I feel it a lot because I been going through it. So I know how it makes them feel. So again, if you do your research, that will bring you forward to think about, okay, this is terrible. I want to do something. How do I get to help? Then if you wanted to help, which is amazing. You can help with different way.
But again, for me, I wanted to do this project to help those women and children, and as well as bringing in some medical equipment and stuff like that, especially for those who didn't make it to skip from the Tigray and they still need medical help, especially the children. I have a GoFundMe link.
And also in the GoFundMe, I have attached a few links for you to learn more about it.
That fund, I am going to use it first of all, to visit Sudan refugee camp. If access is granted in Tigray before I travel to Sudan, then definitely I will go first to Tigray. The reason for that is at least those people who are in the refugee camp, if they don't have anything, they have one meal a day.
But those people who are in Tigray, they've been starving, a long time now is, you know, one year of shortage of food. I think their priorities should be focused in Tigray itself, but it's still, if we didn't get access and I'm ready with the fund I will go to Sudan and help those in need in Sudan, as well as with the remain fund, we'll go to Tigray.
Then we will build a project that a long-term project for those women who are affected, or who are being raped as well as the children for example, for medical, as we say, we bring in the medical things and as well as medication and stuff like that, not just equipment.
As well as those women we help them how to integrate, how to start their life, normal, and also physically mentally with what they're going through. We can arrange for them how we can get them, people that can talk one-to-one to them and move them from this trauma.
Raquel: Thank you for speaking with us at FiLiA. and it is an honour for us to have you with us at the conference, and it is an honour for us to be able to amplify your voice. We are so deeply sorry for what is happening right now.

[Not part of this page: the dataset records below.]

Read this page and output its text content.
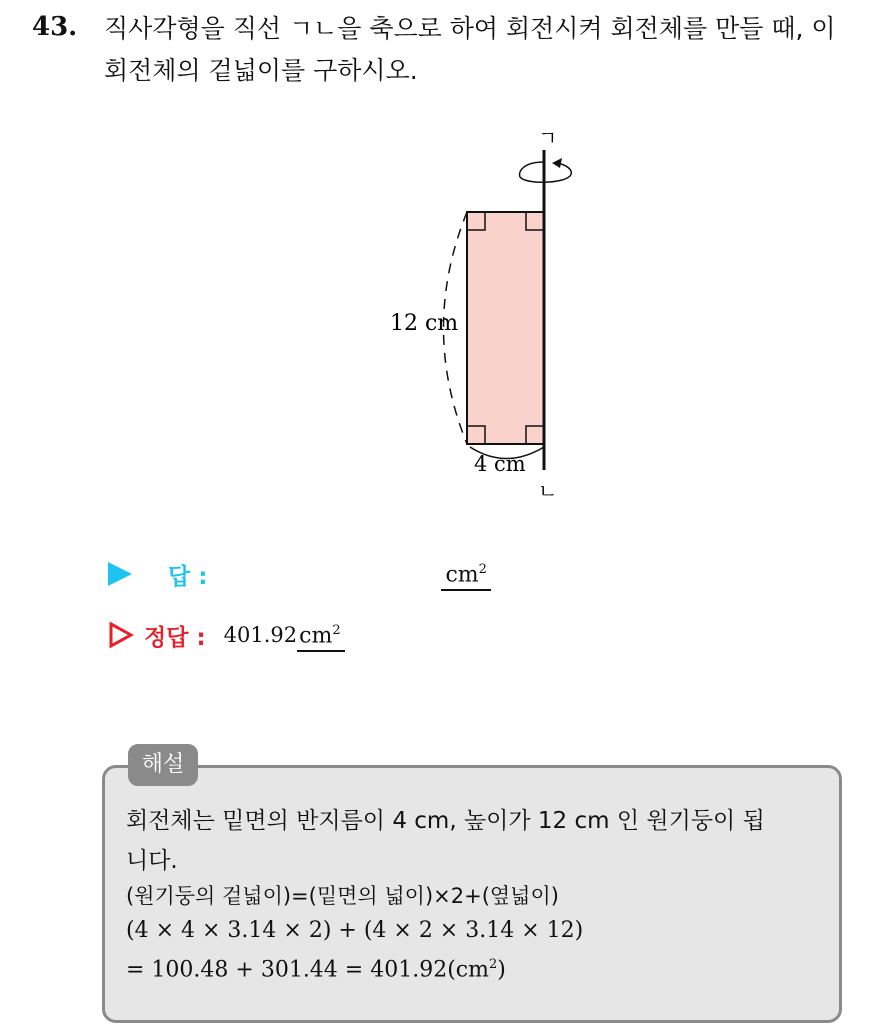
43. 직사각형을 직선 ㄱㄴ을 축으로 하여 회전시켜 회전체를 만들 때, 이
회전체의 겉넓이를 구하시오.
ㄱ
ㄴ
12 cm
4 cm
답 :	$cm^2$
정답 : 401.92 $cm^2$
해설
회전체는 밑면의 반지름이 4 cm, 높이가 12 cm 인 원기둥이 됩
니다.
(원기둥의 겉넓이)=(밑면의 넓이)×2+(옆넓이)
(4 × 4 × 3.14 × 2) + (4 × 2 × 3.14 × 12)
= $100.48 + 301.44 = 401.92(cm^2)$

And everything that you have described is just awful and horrible and all, I just can't get over the fact, all the pain that has been unnecessarily inflicted on the family of tens of thousands of people. And the fact that the lives of tens of thousands of people have been taken from them over something that is unnecessary, that should not be happening. So I really hope that this gets resolved in a peaceful manner, as soon as possible and as FiLiA we will do what we can to raise awareness, which is something that you are very keen on.
We will include the link to the GoFundMe on this podcast. Thank you very much Zemzem for speaking with us.
Zemzem: Thank you so much. I really appreciate it. And thank you for everybody who listening to our broadcast.
Thank you so much. And I look forward for your help. It means a lot to me and together we are going to make it.